When the WWI ended, a mountain in Canada was named Putnik, after the Serbian Duke Radomir Putnik. Canadians wanted to pay tribute to the allied Serbian fighters who suffered great losses in the WWI and under Putnik’s command inflicted the first defeat on the Central Powers.
Faraway in Canada’s Rocky Mountains, in the Kananaskis mountain range, among the few mountains with names that are hard to remember, there is one name that rings a bell with every citizen of Serbia. Putnik. It was named, neither more nor less but after the Serbian Duke, Radomir Putnik.

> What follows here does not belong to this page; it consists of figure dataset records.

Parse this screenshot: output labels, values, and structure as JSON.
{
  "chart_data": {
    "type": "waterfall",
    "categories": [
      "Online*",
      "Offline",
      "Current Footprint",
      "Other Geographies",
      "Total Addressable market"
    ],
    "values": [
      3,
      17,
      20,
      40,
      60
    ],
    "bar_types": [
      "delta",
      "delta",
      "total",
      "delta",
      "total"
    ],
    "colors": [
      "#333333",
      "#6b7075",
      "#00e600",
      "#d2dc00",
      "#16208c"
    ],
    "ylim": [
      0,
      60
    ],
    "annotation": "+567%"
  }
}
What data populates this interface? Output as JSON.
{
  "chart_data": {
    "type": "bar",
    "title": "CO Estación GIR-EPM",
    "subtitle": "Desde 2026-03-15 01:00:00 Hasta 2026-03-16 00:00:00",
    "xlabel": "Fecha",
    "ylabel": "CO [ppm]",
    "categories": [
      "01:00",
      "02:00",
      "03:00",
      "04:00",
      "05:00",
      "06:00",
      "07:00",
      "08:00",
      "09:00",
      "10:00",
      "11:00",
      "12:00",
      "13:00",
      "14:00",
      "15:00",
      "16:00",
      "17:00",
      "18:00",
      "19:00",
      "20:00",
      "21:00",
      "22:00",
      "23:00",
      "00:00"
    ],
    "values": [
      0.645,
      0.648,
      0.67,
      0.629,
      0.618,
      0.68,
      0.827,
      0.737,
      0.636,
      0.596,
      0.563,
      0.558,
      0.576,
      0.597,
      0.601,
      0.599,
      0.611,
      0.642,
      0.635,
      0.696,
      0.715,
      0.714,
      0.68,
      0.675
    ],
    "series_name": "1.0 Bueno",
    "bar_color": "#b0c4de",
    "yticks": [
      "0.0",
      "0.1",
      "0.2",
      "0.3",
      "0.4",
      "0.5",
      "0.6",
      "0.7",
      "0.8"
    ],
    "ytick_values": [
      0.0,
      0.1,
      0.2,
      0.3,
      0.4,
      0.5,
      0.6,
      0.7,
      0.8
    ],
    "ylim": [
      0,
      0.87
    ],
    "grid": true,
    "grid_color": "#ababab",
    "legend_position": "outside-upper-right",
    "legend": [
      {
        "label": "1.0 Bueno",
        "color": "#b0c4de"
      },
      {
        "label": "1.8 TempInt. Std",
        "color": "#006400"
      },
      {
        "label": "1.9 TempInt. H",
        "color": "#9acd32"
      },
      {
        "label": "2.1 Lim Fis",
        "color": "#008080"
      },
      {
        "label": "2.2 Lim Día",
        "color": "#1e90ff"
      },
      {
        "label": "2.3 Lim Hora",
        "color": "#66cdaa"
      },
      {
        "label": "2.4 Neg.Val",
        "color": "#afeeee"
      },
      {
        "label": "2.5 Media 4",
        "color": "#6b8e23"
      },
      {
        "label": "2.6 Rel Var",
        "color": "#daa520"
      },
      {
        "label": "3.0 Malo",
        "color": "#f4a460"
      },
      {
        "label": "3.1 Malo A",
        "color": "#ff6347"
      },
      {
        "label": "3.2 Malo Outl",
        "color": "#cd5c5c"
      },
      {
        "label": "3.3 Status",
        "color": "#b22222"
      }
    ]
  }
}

Canadians named it that in 1918, after the horrible war that raged on around the world for the whole four years and in which Serbians were allies. In appreciation of the sacrifices of Chief of the General Staff of the Serbian army who in the Battle of Cer inflicted the first defeat on Central Powers in WWI, they dedicated a piece of their land to him.

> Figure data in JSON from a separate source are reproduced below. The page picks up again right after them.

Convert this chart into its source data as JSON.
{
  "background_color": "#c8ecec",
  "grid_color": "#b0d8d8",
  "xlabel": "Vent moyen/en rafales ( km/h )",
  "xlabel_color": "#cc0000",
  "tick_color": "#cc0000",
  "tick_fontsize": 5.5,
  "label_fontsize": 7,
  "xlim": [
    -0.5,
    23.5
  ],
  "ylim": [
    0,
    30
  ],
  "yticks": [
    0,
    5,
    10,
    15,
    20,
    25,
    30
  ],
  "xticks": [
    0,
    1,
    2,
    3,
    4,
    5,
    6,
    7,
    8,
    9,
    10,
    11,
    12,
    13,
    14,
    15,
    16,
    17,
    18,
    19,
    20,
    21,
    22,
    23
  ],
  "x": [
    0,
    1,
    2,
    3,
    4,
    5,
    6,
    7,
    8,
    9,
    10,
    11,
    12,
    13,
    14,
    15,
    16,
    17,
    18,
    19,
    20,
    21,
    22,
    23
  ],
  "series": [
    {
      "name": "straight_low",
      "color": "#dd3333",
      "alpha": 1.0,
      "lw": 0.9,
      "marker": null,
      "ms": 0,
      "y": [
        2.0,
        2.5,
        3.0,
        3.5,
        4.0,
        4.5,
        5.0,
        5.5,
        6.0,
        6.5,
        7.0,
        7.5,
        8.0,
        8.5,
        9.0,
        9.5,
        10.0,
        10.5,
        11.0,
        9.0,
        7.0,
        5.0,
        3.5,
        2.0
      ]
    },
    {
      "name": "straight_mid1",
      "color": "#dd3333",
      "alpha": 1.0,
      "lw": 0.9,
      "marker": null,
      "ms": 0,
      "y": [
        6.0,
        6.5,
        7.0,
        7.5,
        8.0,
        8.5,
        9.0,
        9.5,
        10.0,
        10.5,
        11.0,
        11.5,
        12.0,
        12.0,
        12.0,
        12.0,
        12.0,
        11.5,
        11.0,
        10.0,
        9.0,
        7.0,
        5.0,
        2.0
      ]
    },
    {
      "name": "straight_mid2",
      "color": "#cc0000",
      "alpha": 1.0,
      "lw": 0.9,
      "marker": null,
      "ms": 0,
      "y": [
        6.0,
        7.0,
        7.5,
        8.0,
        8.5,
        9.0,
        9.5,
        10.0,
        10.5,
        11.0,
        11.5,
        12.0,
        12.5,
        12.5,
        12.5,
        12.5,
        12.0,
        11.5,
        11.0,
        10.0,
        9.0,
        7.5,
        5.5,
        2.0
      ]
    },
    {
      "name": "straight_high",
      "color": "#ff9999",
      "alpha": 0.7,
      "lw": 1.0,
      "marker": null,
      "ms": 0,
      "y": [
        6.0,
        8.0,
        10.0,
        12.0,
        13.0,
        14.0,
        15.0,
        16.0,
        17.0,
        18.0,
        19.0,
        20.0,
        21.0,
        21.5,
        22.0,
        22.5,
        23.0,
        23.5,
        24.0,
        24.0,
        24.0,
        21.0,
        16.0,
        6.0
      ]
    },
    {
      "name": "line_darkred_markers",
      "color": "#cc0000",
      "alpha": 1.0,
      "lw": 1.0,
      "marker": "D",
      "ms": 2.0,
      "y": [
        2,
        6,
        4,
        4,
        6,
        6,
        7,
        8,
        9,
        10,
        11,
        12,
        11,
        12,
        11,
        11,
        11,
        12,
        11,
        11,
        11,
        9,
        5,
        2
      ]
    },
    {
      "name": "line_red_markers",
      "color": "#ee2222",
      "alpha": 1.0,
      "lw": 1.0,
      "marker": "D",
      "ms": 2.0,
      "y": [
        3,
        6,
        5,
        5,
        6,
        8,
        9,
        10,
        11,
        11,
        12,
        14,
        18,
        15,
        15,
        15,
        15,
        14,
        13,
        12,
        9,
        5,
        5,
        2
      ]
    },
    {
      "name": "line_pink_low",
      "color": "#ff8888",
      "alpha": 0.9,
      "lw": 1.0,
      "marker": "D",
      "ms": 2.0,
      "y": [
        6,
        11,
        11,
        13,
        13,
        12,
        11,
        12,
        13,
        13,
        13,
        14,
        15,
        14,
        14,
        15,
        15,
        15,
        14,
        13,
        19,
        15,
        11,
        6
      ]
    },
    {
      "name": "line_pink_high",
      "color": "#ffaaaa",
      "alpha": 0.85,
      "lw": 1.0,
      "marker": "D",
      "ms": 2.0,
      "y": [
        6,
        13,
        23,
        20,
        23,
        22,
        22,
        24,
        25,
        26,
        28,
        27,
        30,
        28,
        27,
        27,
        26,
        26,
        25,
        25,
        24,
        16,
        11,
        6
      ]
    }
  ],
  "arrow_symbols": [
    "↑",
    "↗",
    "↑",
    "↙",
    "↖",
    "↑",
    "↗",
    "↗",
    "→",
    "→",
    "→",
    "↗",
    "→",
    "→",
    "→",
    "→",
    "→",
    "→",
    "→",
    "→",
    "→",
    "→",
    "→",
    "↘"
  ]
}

The Duke knew how to win against an overwhelmingly strong enemy, but when he was losing, he was losing in a way that left the honor of Serbia intact. After the Tripartite invasion of Central Powers on Serbia, at the end of 1915, instead of a humiliating separate peace, he ordered a retreat of the Serbian army towards Kosovo and Albanian seaside across the Albanian mountains. This event is known as the Serbian army’s retreat through Albania, or “Albanian Golgotha”, for numerous losses that the Serbian army suffered. It is estimated that from the beginning of the retreat 72,000 lives were lost.

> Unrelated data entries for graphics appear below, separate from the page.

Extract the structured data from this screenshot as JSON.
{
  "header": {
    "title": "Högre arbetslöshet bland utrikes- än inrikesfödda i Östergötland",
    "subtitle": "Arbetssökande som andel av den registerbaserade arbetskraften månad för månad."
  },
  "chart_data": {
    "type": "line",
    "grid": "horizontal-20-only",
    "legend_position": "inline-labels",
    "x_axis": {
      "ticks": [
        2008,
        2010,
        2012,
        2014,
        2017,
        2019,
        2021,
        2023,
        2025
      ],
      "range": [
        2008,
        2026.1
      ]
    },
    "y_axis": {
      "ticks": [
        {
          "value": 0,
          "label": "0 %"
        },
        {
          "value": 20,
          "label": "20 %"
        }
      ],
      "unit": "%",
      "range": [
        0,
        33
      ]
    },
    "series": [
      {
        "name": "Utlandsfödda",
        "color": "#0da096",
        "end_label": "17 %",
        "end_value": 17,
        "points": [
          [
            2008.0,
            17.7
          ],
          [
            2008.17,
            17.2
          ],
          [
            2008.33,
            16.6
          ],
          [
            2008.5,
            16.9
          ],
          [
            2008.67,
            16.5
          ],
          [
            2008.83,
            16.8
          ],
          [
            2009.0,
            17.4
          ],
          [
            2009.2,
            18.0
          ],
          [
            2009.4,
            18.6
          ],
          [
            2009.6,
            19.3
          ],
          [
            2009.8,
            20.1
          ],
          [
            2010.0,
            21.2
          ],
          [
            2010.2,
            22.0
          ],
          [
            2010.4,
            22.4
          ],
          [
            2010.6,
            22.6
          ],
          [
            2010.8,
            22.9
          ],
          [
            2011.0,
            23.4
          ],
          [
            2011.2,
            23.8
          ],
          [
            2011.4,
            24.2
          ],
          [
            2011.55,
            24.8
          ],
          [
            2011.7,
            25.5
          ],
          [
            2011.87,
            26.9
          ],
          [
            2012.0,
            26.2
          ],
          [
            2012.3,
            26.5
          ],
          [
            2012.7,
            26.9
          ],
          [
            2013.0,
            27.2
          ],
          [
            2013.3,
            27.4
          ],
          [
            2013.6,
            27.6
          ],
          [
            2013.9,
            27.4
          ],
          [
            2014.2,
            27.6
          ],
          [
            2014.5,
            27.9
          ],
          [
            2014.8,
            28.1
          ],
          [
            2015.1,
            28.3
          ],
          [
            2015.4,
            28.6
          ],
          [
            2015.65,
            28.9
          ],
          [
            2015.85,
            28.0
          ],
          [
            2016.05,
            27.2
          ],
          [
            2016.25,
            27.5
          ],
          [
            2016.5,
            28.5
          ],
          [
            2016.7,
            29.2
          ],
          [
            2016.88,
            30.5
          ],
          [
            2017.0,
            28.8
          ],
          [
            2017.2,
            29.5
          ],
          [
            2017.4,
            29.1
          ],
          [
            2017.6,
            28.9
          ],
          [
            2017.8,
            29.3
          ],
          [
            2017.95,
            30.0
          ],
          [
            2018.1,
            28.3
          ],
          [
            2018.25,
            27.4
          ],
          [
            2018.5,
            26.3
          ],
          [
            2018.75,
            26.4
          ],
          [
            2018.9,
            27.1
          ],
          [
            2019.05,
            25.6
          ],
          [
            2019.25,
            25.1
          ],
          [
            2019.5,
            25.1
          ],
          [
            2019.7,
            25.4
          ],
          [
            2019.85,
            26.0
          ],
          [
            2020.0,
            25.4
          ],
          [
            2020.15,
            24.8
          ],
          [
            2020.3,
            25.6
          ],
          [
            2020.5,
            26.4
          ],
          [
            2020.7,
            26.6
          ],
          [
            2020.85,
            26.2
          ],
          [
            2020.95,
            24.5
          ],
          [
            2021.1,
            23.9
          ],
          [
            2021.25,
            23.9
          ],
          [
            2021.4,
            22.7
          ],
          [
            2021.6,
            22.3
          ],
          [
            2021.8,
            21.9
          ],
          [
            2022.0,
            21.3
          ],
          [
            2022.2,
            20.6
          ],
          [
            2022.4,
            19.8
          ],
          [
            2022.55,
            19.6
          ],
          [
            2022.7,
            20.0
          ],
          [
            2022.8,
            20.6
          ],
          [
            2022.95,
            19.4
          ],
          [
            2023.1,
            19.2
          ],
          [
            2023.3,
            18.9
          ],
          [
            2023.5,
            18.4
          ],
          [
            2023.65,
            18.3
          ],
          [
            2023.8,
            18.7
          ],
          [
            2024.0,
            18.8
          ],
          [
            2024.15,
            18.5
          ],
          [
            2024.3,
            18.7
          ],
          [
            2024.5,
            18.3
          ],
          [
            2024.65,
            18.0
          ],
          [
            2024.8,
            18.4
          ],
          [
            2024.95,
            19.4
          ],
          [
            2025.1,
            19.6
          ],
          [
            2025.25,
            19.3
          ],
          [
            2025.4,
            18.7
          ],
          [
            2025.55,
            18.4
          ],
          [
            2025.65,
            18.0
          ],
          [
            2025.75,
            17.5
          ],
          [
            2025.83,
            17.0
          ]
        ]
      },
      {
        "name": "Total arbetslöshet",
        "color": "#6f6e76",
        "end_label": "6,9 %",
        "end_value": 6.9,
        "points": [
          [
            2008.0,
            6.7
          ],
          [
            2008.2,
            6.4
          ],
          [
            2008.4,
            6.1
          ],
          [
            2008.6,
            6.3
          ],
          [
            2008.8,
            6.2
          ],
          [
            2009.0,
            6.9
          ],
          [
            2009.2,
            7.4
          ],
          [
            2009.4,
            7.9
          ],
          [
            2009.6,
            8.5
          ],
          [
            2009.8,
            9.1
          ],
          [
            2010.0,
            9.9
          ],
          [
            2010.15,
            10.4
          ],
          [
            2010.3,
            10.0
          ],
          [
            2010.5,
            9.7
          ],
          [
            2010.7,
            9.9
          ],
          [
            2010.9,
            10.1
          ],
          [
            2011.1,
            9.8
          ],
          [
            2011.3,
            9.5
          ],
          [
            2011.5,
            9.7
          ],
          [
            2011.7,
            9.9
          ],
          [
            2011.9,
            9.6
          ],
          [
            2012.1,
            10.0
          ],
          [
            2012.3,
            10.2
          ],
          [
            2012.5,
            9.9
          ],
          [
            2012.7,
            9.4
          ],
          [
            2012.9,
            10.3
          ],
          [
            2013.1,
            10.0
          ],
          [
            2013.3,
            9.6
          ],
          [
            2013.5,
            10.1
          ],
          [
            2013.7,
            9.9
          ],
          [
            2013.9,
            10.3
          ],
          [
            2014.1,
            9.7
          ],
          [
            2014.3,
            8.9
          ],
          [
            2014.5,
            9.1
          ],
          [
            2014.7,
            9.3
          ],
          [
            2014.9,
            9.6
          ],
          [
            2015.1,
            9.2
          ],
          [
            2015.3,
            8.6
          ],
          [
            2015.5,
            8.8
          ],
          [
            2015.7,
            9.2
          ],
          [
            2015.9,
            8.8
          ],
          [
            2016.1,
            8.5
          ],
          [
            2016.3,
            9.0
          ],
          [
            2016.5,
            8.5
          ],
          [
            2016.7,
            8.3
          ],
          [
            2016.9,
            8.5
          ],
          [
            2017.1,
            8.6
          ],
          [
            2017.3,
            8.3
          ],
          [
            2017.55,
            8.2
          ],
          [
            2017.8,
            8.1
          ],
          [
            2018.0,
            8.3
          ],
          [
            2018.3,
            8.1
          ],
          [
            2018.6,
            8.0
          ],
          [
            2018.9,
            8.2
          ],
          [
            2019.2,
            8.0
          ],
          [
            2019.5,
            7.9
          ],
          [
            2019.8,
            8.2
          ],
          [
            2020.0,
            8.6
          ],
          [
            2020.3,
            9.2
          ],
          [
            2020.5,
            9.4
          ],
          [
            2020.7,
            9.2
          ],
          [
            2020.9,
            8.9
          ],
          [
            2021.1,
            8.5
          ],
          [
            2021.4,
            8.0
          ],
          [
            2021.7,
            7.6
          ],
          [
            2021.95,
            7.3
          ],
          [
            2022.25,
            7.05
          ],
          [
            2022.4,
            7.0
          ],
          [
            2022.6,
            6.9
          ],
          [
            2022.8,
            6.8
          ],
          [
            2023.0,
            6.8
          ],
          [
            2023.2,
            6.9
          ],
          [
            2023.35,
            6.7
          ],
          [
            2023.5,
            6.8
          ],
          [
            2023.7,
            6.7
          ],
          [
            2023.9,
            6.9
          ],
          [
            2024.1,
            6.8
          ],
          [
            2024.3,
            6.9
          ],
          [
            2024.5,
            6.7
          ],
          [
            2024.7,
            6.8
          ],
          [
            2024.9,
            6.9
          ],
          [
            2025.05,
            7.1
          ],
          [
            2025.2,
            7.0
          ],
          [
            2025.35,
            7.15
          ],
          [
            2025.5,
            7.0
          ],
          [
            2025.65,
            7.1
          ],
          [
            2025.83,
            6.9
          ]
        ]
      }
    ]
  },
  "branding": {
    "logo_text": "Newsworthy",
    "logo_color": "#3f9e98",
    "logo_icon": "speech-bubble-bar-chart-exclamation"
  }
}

A hundred years after the WWI ended, Ravna Gora Serbian Heritage Society from Calgary, the biggest city of Canadian province Alberta (to which mountain Putnik belongs) and the group of people from Edmonton, immortalized the Putnik mountain by unveiling and consecrating the memorial plaque on which are carved the following words in English:
“Mount Putnik is named in perpetual remembrance of the men and women of the allied armed forces in Serbia and their leader Field Marshal Radomir Putnik (1847-1917). Serbia lost a quarter of its population, both army and civilian, during WWI (1914-1918). This sacrifice was part of Canadian and Allied efforts in Europe against three empires to protect the rights and freedoms of humankind.”
Mountain range Kananaskis is an extremely popular tourist attraction of Canada. Ergo, Canadian Serbs are very proud to have something “of their own” on this side of the globe. Even though they are thousands of miles away, Serbians residing in Serbia may never see the mount Putnik, but they are still extremely proud as well.